"Oh begitu, jadi aku boleh membawanya pulang dan nggak kena charge."
"Maaf, Mas. Nggak boleh. Kami nggak bisa izinkan pegawai kami dibawa pulang."
"Nggak kok, aku cuma mau mengantarkan dia pulang. Masa nggak boleh?"
"Saat keadaan Albin mabuk parah seperti ini, kami tidak mengizinkan. Sudah peraturannya seperti itu, Mas. Semua demi menjaga keselamatan pegawai kami."
"Kata kamu tadi dia free. Berarti dia bebas dong mau pulang sama siapa aja?"
"Betul, tapi mengenai hal itu dia yang memutuskan, bukan dari pelanggan atau dari kami."
Aku menghela napas panjang saat mendengar dia bicara. Tak lama kemudian seorang waiter datang membawa nampan berisi tagihan yang terselip di sampul buku terbuat dari kulit berwarna hitam pekat.
Aku membaca rincian yang harus kubayar serta jumlah totalnya, ada tulisan 'PR, Albin' lalu ada tulisan 10% dan rincian sejumlah uang.
Aku paham sekarang. Jadi Albin mendapatkan 10% dari setiap harga minuman yang dibayarkan. Pantas saja dia minum dengan senang. Aku mengangguk pelan. Berarti misi Albin dan teman-temannya mengeluarkan minuman sebanyak-banyaknya. Apa aku terlihat seperti yang orang pelit dan juga perhitungan? Memperhatikan begitu rupa padahal banyak uang?
Aku harus melakukannya, karena tidak sedikit kelab malam yang nakal, sebenarnya itu oknum, tidak mungkin management club malam yang berbuat seperti itu, karena hal tersebut adalah kebodohan yang berlipat-lipat. Jika melakukannya, nama baik mereka dipertaruhkan. Jadi pasti oknumnya yang berbuat.

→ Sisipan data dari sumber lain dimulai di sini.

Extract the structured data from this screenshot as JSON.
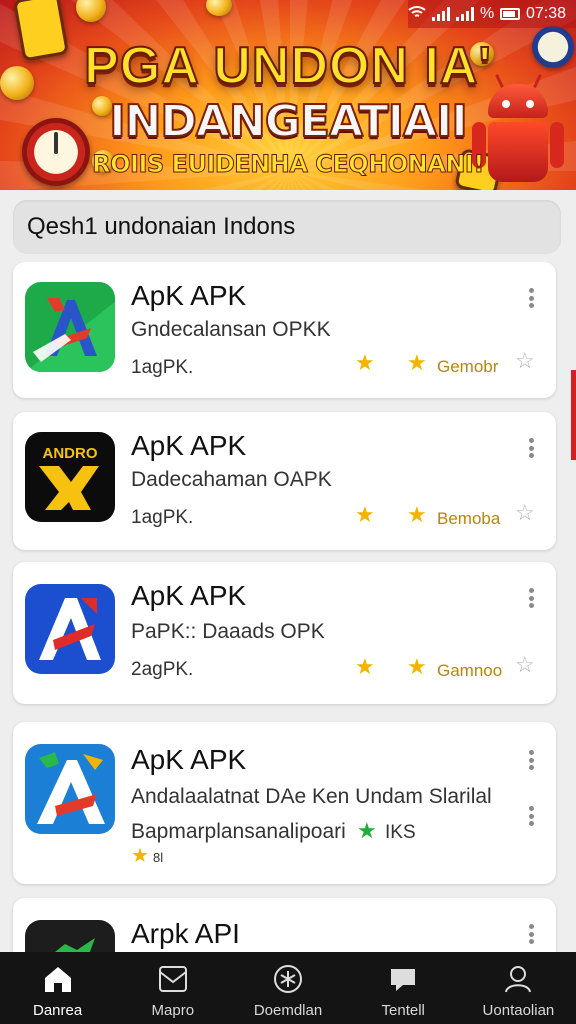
{
  "status_bar": {
    "battery": "%",
    "time": "07:38"
  },
  "banner": {
    "title_line1": "PGA UNDON IA'",
    "title_line2": "INDANGEATIAII",
    "title_line3": "ROIIS EUIDENHA CEQHONANI!"
  },
  "search": {
    "text": "Qesh1 undonaian Indons"
  },
  "apps": [
    {
      "title": "ApK APK",
      "subtitle": "Gndecalansan OPKK",
      "size": "1agPK.",
      "badge": "Gemobr",
      "icon": "app-a-green-icon"
    },
    {
      "title": "ApK APK",
      "subtitle": "Dadecahaman OAPK",
      "size": "1agPK.",
      "badge": "Bemoba",
      "icon": "app-andro-yellow-icon"
    },
    {
      "title": "ApK APK",
      "subtitle": "PaPK:: Daaads OPK",
      "size": "2agPK.",
      "badge": "Gamnoo",
      "icon": "app-a-blue-icon"
    },
    {
      "title": "ApK APK",
      "subtitle": "Andalaalatnat DAe Ken Undam Slarilal",
      "size": "Bapmarplansanalipoari",
      "extra": "IKS",
      "badge": "8l",
      "icon": "app-delta-icon"
    },
    {
      "title": "Arpk API",
      "icon": "app-dark-icon"
    }
  ],
  "nav": [
    {
      "label": "Danrea",
      "icon": "home-icon"
    },
    {
      "label": "Mapro",
      "icon": "map-icon"
    },
    {
      "label": "Doemdlan",
      "icon": "download-icon"
    },
    {
      "label": "Tentell",
      "icon": "chat-icon"
    },
    {
      "label": "Uontaolian",
      "icon": "user-icon"
    }
  ],
  "colors": {
    "banner": "#e5471a",
    "star": "#f3b400",
    "nav_bg": "#141414"
  }
}
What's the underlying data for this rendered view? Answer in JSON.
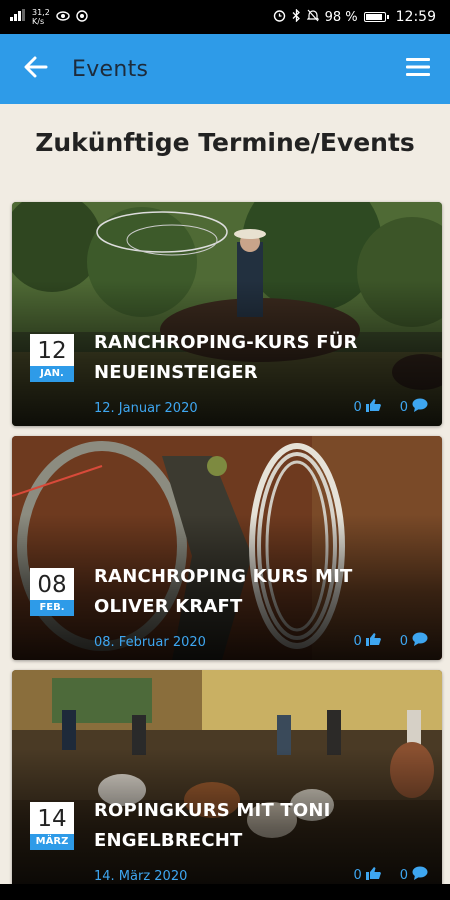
{
  "status_bar": {
    "speed_value": "31,2",
    "speed_unit": "K/s",
    "battery": "98 %",
    "time": "12:59"
  },
  "app_bar": {
    "title": "Events",
    "back_icon": "arrow-left-icon",
    "menu_icon": "hamburger-menu-icon"
  },
  "heading": "Zukünftige Termine/Events",
  "colors": {
    "accent": "#2e9be8",
    "link": "#3ea6f0",
    "background": "#f1ece3"
  },
  "events": [
    {
      "day": "12",
      "month": "JAN.",
      "title": "RANCHROPING-KURS FÜR NEUEINSTEIGER",
      "date": "12. Januar 2020",
      "likes": "0",
      "comments": "0"
    },
    {
      "day": "08",
      "month": "FEB.",
      "title": "RANCHROPING KURS MIT OLIVER KRAFT",
      "date": "08. Februar 2020",
      "likes": "0",
      "comments": "0"
    },
    {
      "day": "14",
      "month": "MÄRZ",
      "title": "ROPINGKURS MIT TONI ENGELBRECHT",
      "date": "14. März 2020",
      "likes": "0",
      "comments": "0"
    }
  ]
}
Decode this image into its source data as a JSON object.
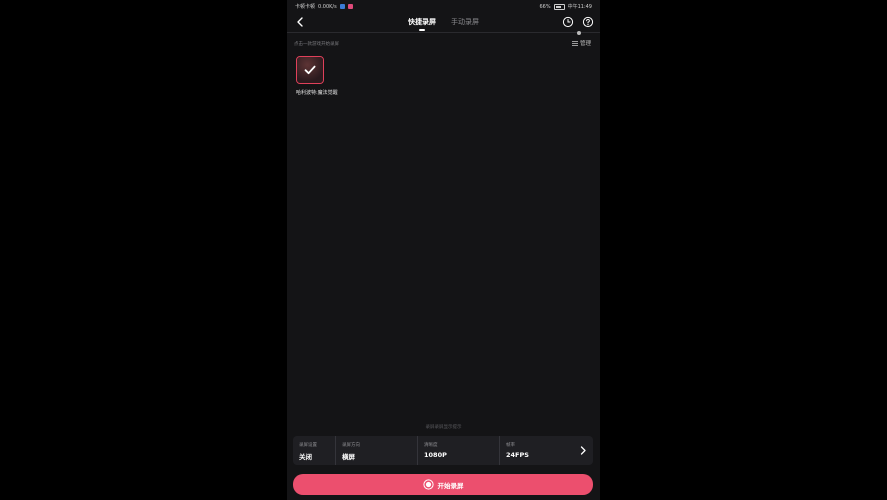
{
  "status_bar": {
    "carrier": "卡顿卡顿",
    "speed": "0.00K/s",
    "battery": "66%",
    "time": "中午11:49"
  },
  "header": {
    "tabs": [
      {
        "label": "快捷录屏",
        "active": true
      },
      {
        "label": "手动录屏",
        "active": false
      }
    ]
  },
  "main": {
    "hint": "点击一款游戏开始录屏",
    "manage_label": "管理",
    "games": [
      {
        "name": "哈利波特:魔法觉醒",
        "selected": true
      }
    ],
    "footer_hint": "录屏录屏显示提示"
  },
  "settings": [
    {
      "label": "录屏设置",
      "value": "关闭"
    },
    {
      "label": "录屏方向",
      "value": "横屏"
    },
    {
      "label": "清晰度",
      "value": "1080P"
    },
    {
      "label": "帧率",
      "value": "24FPS"
    }
  ],
  "start_button": {
    "label": "开始录屏"
  },
  "colors": {
    "accent": "#ec4f6e",
    "background": "#141416",
    "panel": "#1f1f23"
  }
}
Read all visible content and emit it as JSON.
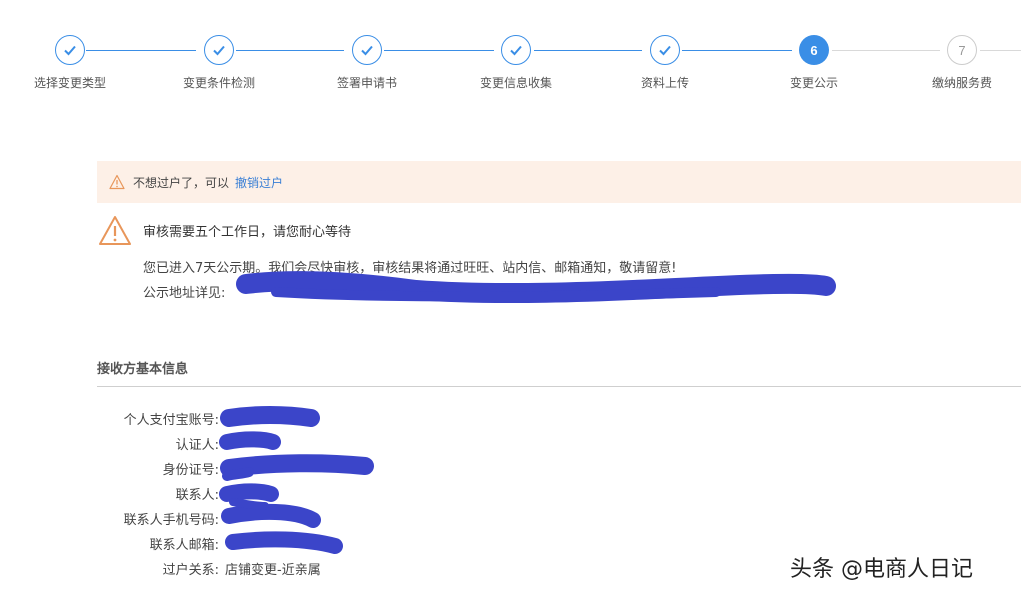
{
  "stepper": {
    "steps": [
      {
        "label": "选择变更类型",
        "state": "done"
      },
      {
        "label": "变更条件检测",
        "state": "done"
      },
      {
        "label": "签署申请书",
        "state": "done"
      },
      {
        "label": "变更信息收集",
        "state": "done"
      },
      {
        "label": "资料上传",
        "state": "done"
      },
      {
        "label": "变更公示",
        "state": "active",
        "number": "6"
      },
      {
        "label": "缴纳服务费",
        "state": "pending",
        "number": "7"
      }
    ],
    "accent_color": "#3a8ee6"
  },
  "banner": {
    "text": "不想过户了，可以",
    "link": "撤销过户",
    "icon": "warning-triangle-icon",
    "background": "#fdf0e7"
  },
  "notice": {
    "title": "审核需要五个工作日，请您耐心等待",
    "description": "您已进入7天公示期。我们会尽快审核，审核结果将通过旺旺、站内信、邮箱通知，敬请留意!",
    "address_label": "公示地址详见:",
    "icon": "warning-triangle-icon"
  },
  "section": {
    "title": "接收方基本信息",
    "fields": [
      {
        "label": "个人支付宝账号:",
        "value": ""
      },
      {
        "label": "认证人:",
        "value": ""
      },
      {
        "label": "身份证号:",
        "value": ""
      },
      {
        "label": "联系人:",
        "value": ""
      },
      {
        "label": "联系人手机号码:",
        "value": ""
      },
      {
        "label": "联系人邮箱:",
        "value": ""
      },
      {
        "label": "过户关系:",
        "value": "店铺变更-近亲属"
      }
    ]
  },
  "redaction_color": "#3b45c9",
  "watermark": "头条 @电商人日记"
}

Mereka membuat tagihan lebih dari yang seharusnya saat melihat pelanggan terlalu mabuk untuk memeriksa tagihan. Jadi pastikan jangan sampai terlalu mabuk saat sendirian. Tidak sedikit teman dan kenalanku yang terkena kasus semacam itu. Aku menyerahkan kartu di atas nota tagihan untuk melakukan pembayaran.
"Albin, mau kuantar pulang?" tanyaku di telinganya.
Albin tak merespon. Jadi, aku bertanya berulang kali sambil mengguncang tubuhnya. Tak lama, Albin pun membuka mata, dia memandangiku lekat-lekat.
"Albin, mau kuantar pulang?" tanyaku lagi.
Dia mengangguk dengan cepat sambil melingkarkan kedua tangannya di tubuhku. Albin memelukku semakin erat.
"Pak Irwan, Albin mau kuantarkan pulang. Kurasa tidak ada masalah sekarang." Aku kembali menghirup aroma harum dari rambut Albin.
"Maaf, Mas. Nggak bisa. Albin sepertinya terlalu mabuk. Dia tak bisa memutuskan dengan baik. Kami punya mobil operasional untuk mengantarkan pekerja kami pulang saat mereka terlalu mabuk seperti ini."
Irwan lalu menyalakan senter kecil berwarna merah dan mengarahkannya ke langit-langit mematikan dan menyalakannya berulang kali. sepertinya dia memanggil seseorang. Benar saja, beberapa saat kemudian waiter mendekat, dia mendekatkan wajah.
"Panggil Gina dan Rosi, suruh mereka bawa Albin ke ruang istirahat." Irwan bicara dengan nada nyaring sehingga aku bisa mendengarnya. Waiter itu mengangguk lalu pergi.
Aku menggelengkan kepala kesal.
"Ini kartu identitasku. Kamu bisa cek di internet siapa aku. Aku nggak akan macam-macam. Kamu bisa tanya Albin besok kalau dia kerja. Kalau terjadi sesuatu kamu bisa menuntutku."
Irwan mengambil kartu identitasku, dia mencariku di Internet dan terlihat fokus memperhatikan layar ponselnya. Dia lalu mengembalikan kartu identitasku.
"Terima kasih, Pak Jovan. Kami merasa tersanjung Bapak meluangkan waktu untuk mampir ke tempat kami," ucap Irwan.
"Hm ... tuh, kan? Gaya bicaranya jadi berubah," batinku tersenyum.